Today we’ll look at a pair of drills using classmates on the border of the sparring ring where they will be playing the role of innocent bystanders. These drills reinforce the awareness needed when defending yourself against an attacker in a crowded environment. In a sparring match, it’s easy to run out of the ring and not give it a second thought. By having actual people at the border it makes you pay more attention to the boundaries. These drills also introduce negative consequences to making contact with the bystanders, which will affect the participants’ mindsets as well.
Innocent Bystander Sparring
In this drill two participants spar while everyone else plays a bystander. In the easier version, the bystanders stand around the perimeter of the ring. If a participant bumps into or makes any kind of contact with a bystander they lose a point.
This drill reinforces awareness and especially control. The fear of injuring an innocent bystander is something we don’t often think about when training, but it is very important. This really teaches you to look before you move. As a strategy you can play the bully and try to force you opponent into the bystanders.
You can also tweak this drill for more difficulty by having the bystanders stand throughout the ring, not just on the borders. Another way is to allow the bystanders to move around instead of staying stationary.
Angry Bystander Sparring
This drill builds on the previous one by having the bystanders be “angry.” If they are bumped by a participant, they will begin to attack that participant! This can cause the situation to escalate from a 1 on 1 match to being outnumbered very quickly!

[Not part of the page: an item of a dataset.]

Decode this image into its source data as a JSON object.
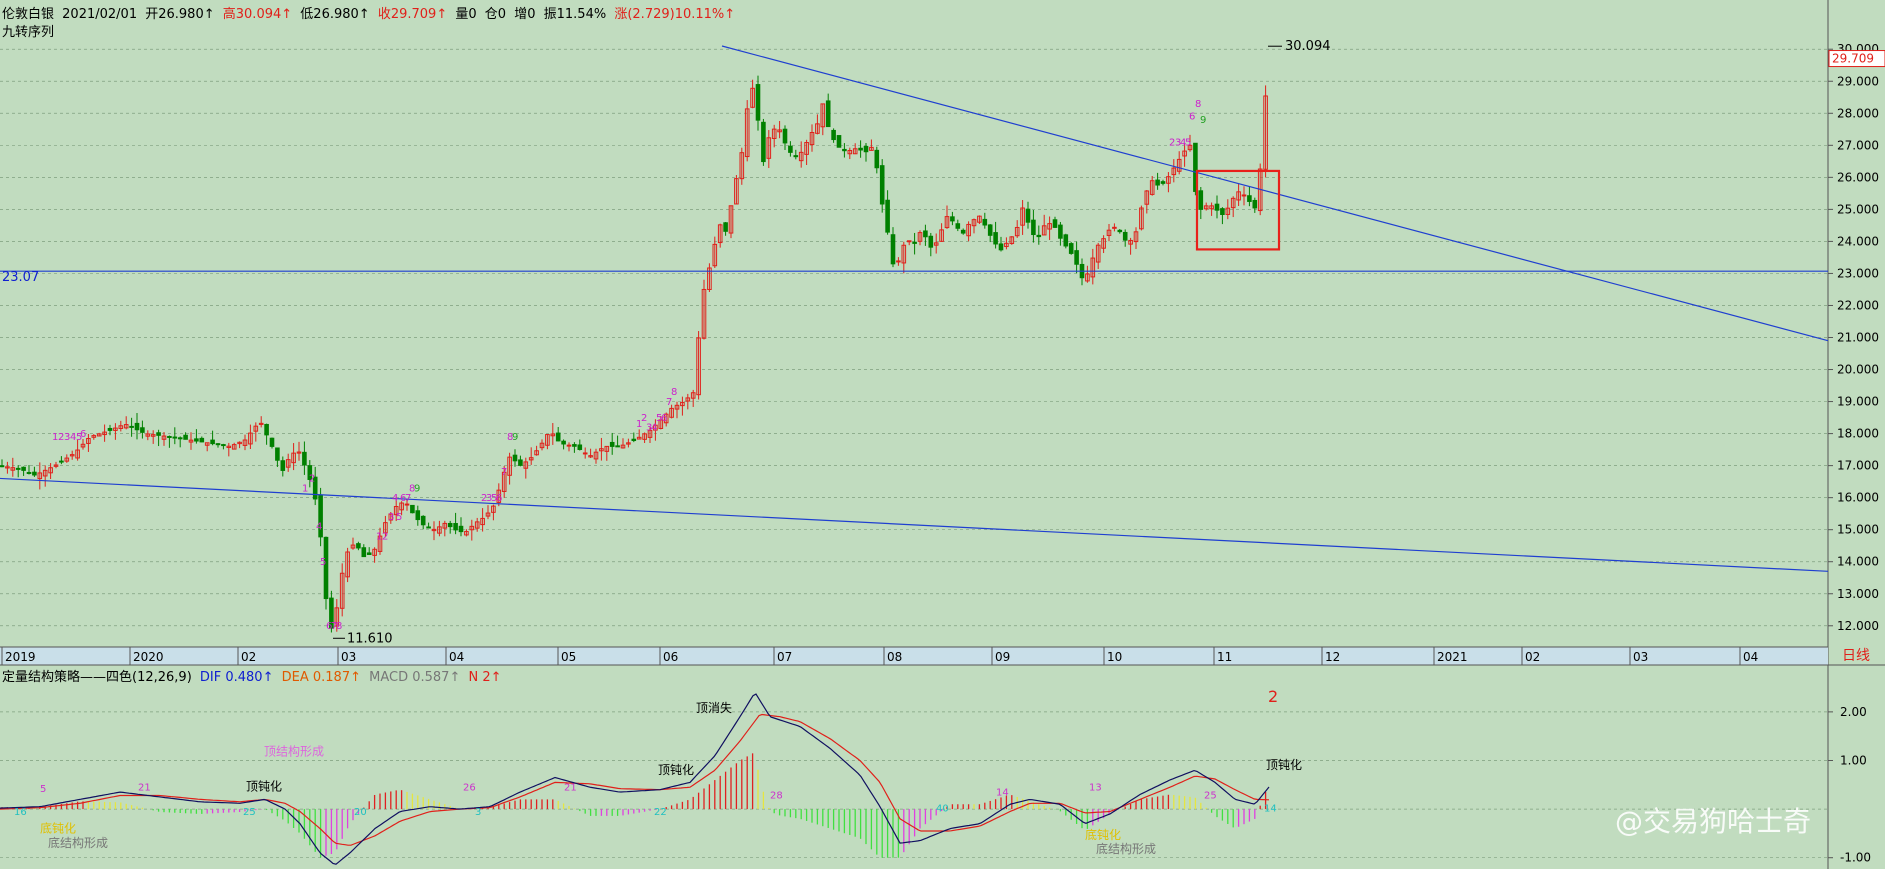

This drill teaches the same skills as the previous, but it adds the headache of multiple attackers into the mix. I suggest trying the Innocent Bystanders drill first and building up to this one. Make sure everyone maintains good control and that the drill doesn’t devolve into a chaotic slugfest!
Fight the Tunnel Focus!
It’s easy to only see your opponent, and in tournaments and class that’s mostly okay. Just remember that if you need to defend yourself you’ll need to always be aware of your surroundings. One wrong move and you might anger a stranger who will be more than happy to help out your attacker. Remember, the best move isn’t the one that hits your opponent the hardest, it’s the one that leaves you in a better position than where you started!